This chickpea crust pizza is naturally grain free, needs no yeast, and is made on the stovetop in minutes. A healthy pizza crust that you can make in minutes, and even reheat and eat.
What is chickpea crust pizza?
This crust isn’t made with chickpeas, but instead with chickpea flour (also known as garbanzo bean flour). I think the Banza brand chickpea pizza that’s sold in frozen food sections of many grocery stores is made with whole canned or dried chickpeas.
I chose to make this recipe with chickpea flour because the flour has no moisture, which makes it easier to control the balance of ingredients. It does have a chickpea aroma, but I barely taste it in the pizza.
I don’t often bake with chickpea flour, but it really works here. It, along with some tapioca starch/flour for texture, makes a high fiber batter that doesn’t need to be shaped or baked in the oven.
If you were looking for a recipe for “chickpea pizza,” that’s a standard pizza crust topped with whole chickpeas and often bbq sauce. This isn’t that!
Here, the crust itself is made of chickpea flour, which is simply dried chickpeas/garbanzo beans that have been ground into a fine powder. I did not grind my own chickpea flour, since buying it is rather easy and relatively inexpensive.
How is the crust pizza made?
Think of chickpea crust pizza as a dressed up version of socca, or a similarly unleavened chickpea flour flatbread. It’s also made in a pan, usually with equal amounts’ chickpea flour and water.
I’ve made socca before, and it’s lovely in a very uncomplicated way. I like it best when it’s super crispy on the outside.

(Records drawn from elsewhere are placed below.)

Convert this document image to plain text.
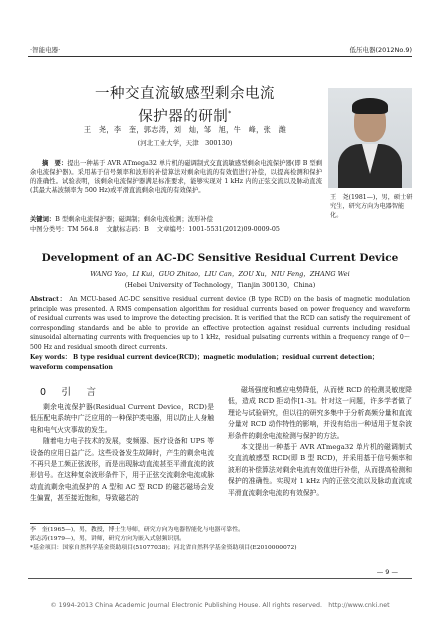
·智能电器·	低压电器(2012No.9)
一种交直流敏感型剩余电流
保护器的研制*
王　尧，李　奎，郭志涛，刘　灿，邹　旭，牛　峰，张　潍
(河北工业大学，天津　300130)
王　尧(1981—)，男，硕士研究生，研究方向为电器智能化。
摘　要：提出一种基于 AVR ATmega32 单片机的磁调制式交直流敏感型剩余电流保护器(即 B 型剩余电流保护器)。采用基于信号频率和波形的补偿算法对剩余电流的有效值进行补偿，以提高检测和保护的准确性。试验表明，该剩余电流保护器满足标准要求，能够实现对 1 kHz 内的正弦交流以及脉动直流(其最大基波频率为 500 Hz)或平滑直流剩余电流的有效保护。
关键词：B 型剩余电流保护器；磁调制；剩余电流检测；波形补偿
中图分类号：TM 564.8 文献标志码：B 文章编号：1001-5531(2012)09-0009-05
Development of an AC-DC Sensitive Residual Current Device
WANG Yao，LI Kui，GUO Zhitao，LIU Can，ZOU Xu，NIU Feng，ZHANG Wei
(Hebei University of Technology，Tianjin 300130，China)
Abstract： An MCU-based AC-DC sensitive residual current device (B type RCD) on the basis of magnetic modulation principle was presented. A RMS compensation algorithm for residual currents based on power frequency and waveform of residual currents was used to improve the detecting precision. It is verified that the RCD can satisfy the requirement of corresponding standards and be able to provide an effective protection against residual currents including residual sinusoidal alternating currents with frequencies up to 1 kHz，residual pulsating currents within a frequency range of 0～500 Hz and residual smooth direct currents.
Key words： B type residual current device(RCD)；magnetic modulation；residual current detection；waveform compensation
0　引　言

剩余电流保护器(Residual Current Device，RCD)是低压配电系统中广泛应用的一种保护类电器，用以防止人身触电和电气火灾事故的发生。

随着电力电子技术的发展，变频器、医疗设备和 UPS 等设备的应用日益广泛。这些设备发生故障时，产生的剩余电流不再只是工频正弦波形，而是出现脉动直流甚至平滑直流的波形信号。在这种复杂波形条件下，用于正弦交流剩余电流或脉动直流剩余电流保护的 A 型和 AC 型 RCD 的磁芯磁场会发生偏置，甚至接近饱和，导致磁芯的

磁场强度和感应电势降低，从而使 RCD 的检测灵敏度降低，造成 RCD 拒动作[1-3]。针对这一问题，许多学者做了理论与试验研究，但以往的研究多集中于分析高频分量和直流分量对 RCD 动作特性的影响，并没有给出一种适用于复杂波形条件的剩余电流检测与保护的方法。

本文提出一种基于 AVR ATmega32 单片机的磁调制式交直流敏感型 RCD(即 B 型 RCD)，并采用基于信号频率和波形的补偿算法对剩余电流有效值进行补偿，从而提高检测和保护的准确性。实现对 1 kHz 内的正弦交流以及脉动直流或平滑直流剩余电流的有效保护。

李　奎(1965—)，男，教授，博士生导师，研究方向为电器智能化与电器可靠性。
郭志涛(1979—)，男，讲师，研究方向为嵌入式射频识别。
*基金项目：国家自然科学基金资助项目(51077038)；河北省自然科学基金资助项目(E2010000072)
— 9 —
© 1994-2013 China Academic Journal Electronic Publishing House. All rights reserved.　http://www.cnki.net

This chickpea crust is made with a combination of chickpea flour and tapioca starch/flour, and has added oil and cheese, along with water, in the batter. I like to add a few different dried herbs and spices to the batter, too.

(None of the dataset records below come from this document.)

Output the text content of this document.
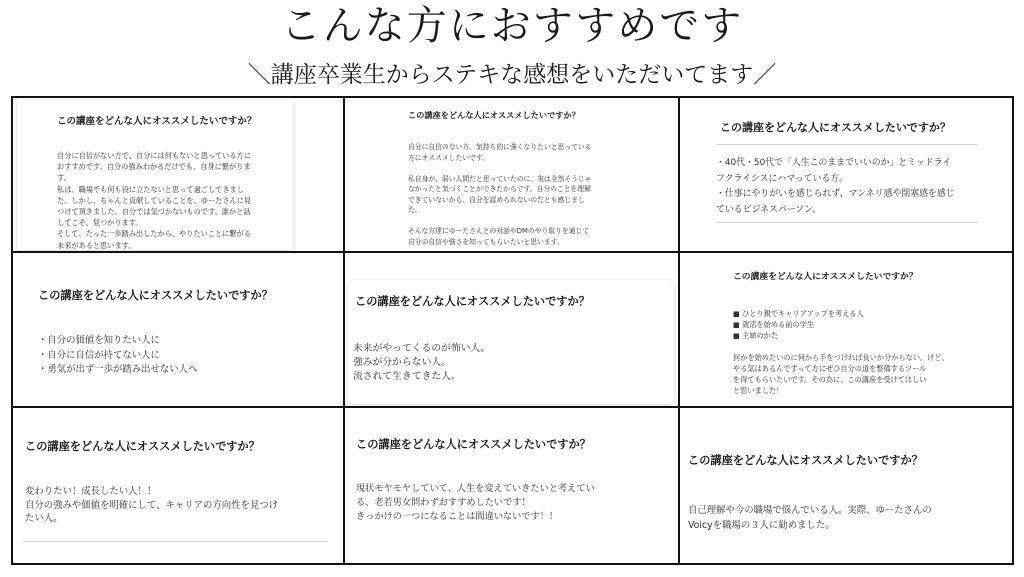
こんな方におすすめです
＼講座卒業生からステキな感想をいただいてます／
この講座をどんな人にオススメしたいですか？
自分に自信がない方で、自分には何もないと思っている方に
おすすめです。自分の強みわかるだけでも、自身に繋がりま
す。
私は、職場でも何も役に立たないと思って過ごしてきまし
た。しかし、ちゃんと貢献していることを、ゆーたさんに見
つけて頂きました。自分では気づかないものです。誰かと話
してこそ、見つかります。
そして、たった一歩踏み出したから、やりたいことに繋がる
未来があると思います。
この講座をどんな人にオススメしたいですか？
自分に自信のない方、気持ち的に強くなりたいと思っている
方にオススメしたいです。

私自身が、弱い人間だと思っていたのに、実は全然そうじゃ
なかったと気づくことができたからです。自分のことを理解
できていないから、自分を認められないのだとも感じまし
た。

そんな方達にゆーたさんとの対話やDMのやり取りを通じて
自分の自信や強さを知ってもらいたいと思います。
この講座をどんな人にオススメしたいですか？
・40代・50代で「人生このままでいいのか」とミッドライ
フクライシスにハマっている方。
・仕事にやりがいを感じられず、マンネリ感や閉塞感を感じ
ているビジネスパーソン。
この講座をどんな人にオススメしたいですか？
・自分の価値を知りたい人に
・自分に自信が持てない人に
・勇気が出ず一歩が踏み出せない人へ
この講座をどんな人にオススメしたいですか？
未来がやってくるのが怖い人。
強みが分からない人。
流されて生きてきた人。
この講座をどんな人にオススメしたいですか？
■ ひとり親でキャリアアップを考える人
■ 就活を始める前の学生
■ 主婦のかた

何かを始めたいのに何から手をつければ良いか分からない。けど、
やる気はあるんですって方にぜひ自分の道を整備するツール
を得てもらいたいです。その為に、この講座を受けてほしい
と思いました！
この講座をどんな人にオススメしたいですか？
変わりたい！成長したい人！！
自分の強みや価値を明確にして、キャリアの方向性を見つけ
たい人。
この講座をどんな人にオススメしたいですか？
現状モヤモヤしていて、人生を変えていきたいと考えてい
る、老若男女問わずおすすめしたいです！
きっかけの一つになることは間違いないです！！
この講座をどんな人にオススメしたいですか？
自己理解や今の職場で悩んでいる人。実際、ゆーたさんの
Voicyを職場の３人に勧めました。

The simple batter is poured into a hot skillet with rippling hot oil, topped immediately, covered, and cooked until browned on the bottom. Then, the top is broiled to fully melt and brown the cheese and create crispness.
What kind of texture does the crust have?
Adding olive oil and cheese to the crust itself provide richness and savory flavor. The tapioca starch/flour adds chew and substance to its texture.
The grain-free starch added to the batter also helps the crust brown and crisp first on the stovetop and then under your oven’s broiler.
If you place small, horizontally-sliced tomatoes on top of the raw batter, cut side up, and then cover them with cheese and spices, they soften in the heat but hold their shape. Only when you bite into the pizza do the tomatoes release their juices, though.
Ingredients and substitutions
There is dairy in the pizza dough/batter in this recipe in the form of Parmigiano-Reggiano cheese. There is also cheese on top, in the recipe as written here.
It’s easiest to replace the cheese on top with dairy-free shredded cheese (I like Violife best, but Daiya is also good). You can even use one of those cheeses to replace the shredded Parm in the batter itself, but they will have more moisture, so I recommend reducing the water by about 1 fluid ounces (2 tablespoons).
You must use tapioca starch/flour in this recipe for it to have the proper texture. You cannot use Expandex modified tapioca starch, which chemically modified and behaves very differently.
I like to use extra virgin olive oil in both the batter/dough and in the pan to cook the crust. It adds a richness and flavor that add body to the taste.
You can really use any oil the taste of which you like. I don’t recommend using butter in the dough, but you can use it in the pan to cook the crust.